Whether going to bed or going to the grocery store, the “Llama Llama” books — there are 10 in the series — use common experiences to teach children that feelings like impatience and fear are normal, but that it’s best to be calm and that Mama is always there.
“Llama Llama red pajama, in the dark without his Mama,” the red pajama books reads. “Eyes wide open covers drawn, what if Mama Llama is gone?”
The image of my son, sleepy-eyed but scared, standing at the end of our hallway at bedtime is brought to mind, the endless begging for a cup of water, a bathroom break or one more kiss goodnight. The fear of the dark and being alone is a normal bedtime occurrence that parents of most preschoolers can relate with.
“Don’t you know Mama Llama loves you so, Mama Llama’s always near, even if she’s not right here,” the red pajama books reads.
Anna Dewdney, the author of illustrator of the “Llama Llama” books, died Sept. 3 at the age of 50 after a 15-month battle with brain cancer. Dewdney, who worked as a waitress and rural mail carrier before her books became best-sellers, told the Wall Street Journal in 2013 that “empathy is as important as literacy.”
“We are doing something that I believe is just as powerful, and it is something that we are losing as a culture: By reading with a child, we are teaching that child to be human,” Dewdney told the Wall Street Journal. “When we open a book, and share our voice and imagination with a child, that child learns to see the world through someone else’s eyes.

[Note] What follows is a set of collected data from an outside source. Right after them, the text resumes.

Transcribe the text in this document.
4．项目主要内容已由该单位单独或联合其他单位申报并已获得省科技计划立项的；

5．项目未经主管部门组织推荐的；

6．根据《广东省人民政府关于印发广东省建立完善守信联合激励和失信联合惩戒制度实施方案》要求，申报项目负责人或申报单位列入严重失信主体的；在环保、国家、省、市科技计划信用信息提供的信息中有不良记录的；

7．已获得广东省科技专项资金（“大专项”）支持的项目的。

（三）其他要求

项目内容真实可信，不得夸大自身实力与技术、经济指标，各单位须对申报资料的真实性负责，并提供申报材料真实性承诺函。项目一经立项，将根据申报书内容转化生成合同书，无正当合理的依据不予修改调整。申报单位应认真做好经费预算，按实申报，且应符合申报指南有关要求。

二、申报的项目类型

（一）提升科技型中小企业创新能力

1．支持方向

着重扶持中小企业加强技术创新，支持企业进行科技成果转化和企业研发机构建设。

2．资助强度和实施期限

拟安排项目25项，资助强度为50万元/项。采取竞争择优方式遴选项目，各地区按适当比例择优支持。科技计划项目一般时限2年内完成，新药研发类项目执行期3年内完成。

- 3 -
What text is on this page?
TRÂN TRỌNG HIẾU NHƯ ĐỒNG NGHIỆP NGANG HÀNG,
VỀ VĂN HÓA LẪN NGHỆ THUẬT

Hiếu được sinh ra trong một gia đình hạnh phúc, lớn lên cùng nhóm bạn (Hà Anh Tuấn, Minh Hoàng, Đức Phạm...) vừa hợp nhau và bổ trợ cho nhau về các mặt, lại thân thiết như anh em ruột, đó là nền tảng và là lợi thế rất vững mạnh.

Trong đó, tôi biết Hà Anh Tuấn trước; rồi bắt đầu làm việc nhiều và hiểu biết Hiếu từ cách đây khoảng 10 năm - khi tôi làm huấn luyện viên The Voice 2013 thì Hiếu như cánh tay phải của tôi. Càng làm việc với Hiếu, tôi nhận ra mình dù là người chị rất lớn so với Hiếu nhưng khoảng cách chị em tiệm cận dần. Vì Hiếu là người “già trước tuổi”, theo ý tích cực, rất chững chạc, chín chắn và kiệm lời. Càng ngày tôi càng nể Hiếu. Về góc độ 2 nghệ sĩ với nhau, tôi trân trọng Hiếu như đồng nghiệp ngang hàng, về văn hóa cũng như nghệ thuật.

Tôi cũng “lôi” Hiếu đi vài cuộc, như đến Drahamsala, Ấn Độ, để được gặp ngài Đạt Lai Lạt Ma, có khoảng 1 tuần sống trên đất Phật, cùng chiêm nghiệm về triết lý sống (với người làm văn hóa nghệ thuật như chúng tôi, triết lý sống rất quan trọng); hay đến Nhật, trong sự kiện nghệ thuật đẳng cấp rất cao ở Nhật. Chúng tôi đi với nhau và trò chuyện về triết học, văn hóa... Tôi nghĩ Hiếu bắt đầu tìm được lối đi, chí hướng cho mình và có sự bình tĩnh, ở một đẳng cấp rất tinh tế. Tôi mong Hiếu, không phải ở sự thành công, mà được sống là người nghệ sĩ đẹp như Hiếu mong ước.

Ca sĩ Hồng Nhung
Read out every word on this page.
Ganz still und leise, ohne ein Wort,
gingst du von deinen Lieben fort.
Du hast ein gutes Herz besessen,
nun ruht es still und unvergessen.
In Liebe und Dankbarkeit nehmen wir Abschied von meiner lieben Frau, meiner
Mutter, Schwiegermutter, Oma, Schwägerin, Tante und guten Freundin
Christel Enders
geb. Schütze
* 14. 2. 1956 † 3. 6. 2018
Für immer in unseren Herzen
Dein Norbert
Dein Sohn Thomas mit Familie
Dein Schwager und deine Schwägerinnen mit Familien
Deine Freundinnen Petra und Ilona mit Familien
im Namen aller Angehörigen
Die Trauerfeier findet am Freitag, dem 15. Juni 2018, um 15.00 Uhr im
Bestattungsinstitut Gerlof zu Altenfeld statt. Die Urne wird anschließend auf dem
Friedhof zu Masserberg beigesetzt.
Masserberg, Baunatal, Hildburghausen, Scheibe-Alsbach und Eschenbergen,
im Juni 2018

I will go further and say that that child then learns to feel the world more deeply, becoming more aware of himself and others in a way that he simply cannot experience except in our laps, or in our classrooms, or in our reading circles.”
Ultimately, Dewdney hoped her books would help parents teach their children to be better people.
“Be human, loving, and strong, and that will allow the children in your care to be human, loving, and strong,” she wrote. “Perhaps, the next time those children feel like hitting or pinching someone, they’ll hold off and ask for a hug from you instead.”
According to Dewdney’s obituary, in lieu of a funeral, she asked that people read to a child instead.
As I lay curled up with my three young children at bedtime tonight, we’ll do just that, and be extra thankful for it.
“Mama Llama, red pajama, gets two kisses from his mama.
Snuggles pillows soft and deep, Baby Llama goes to sleep.”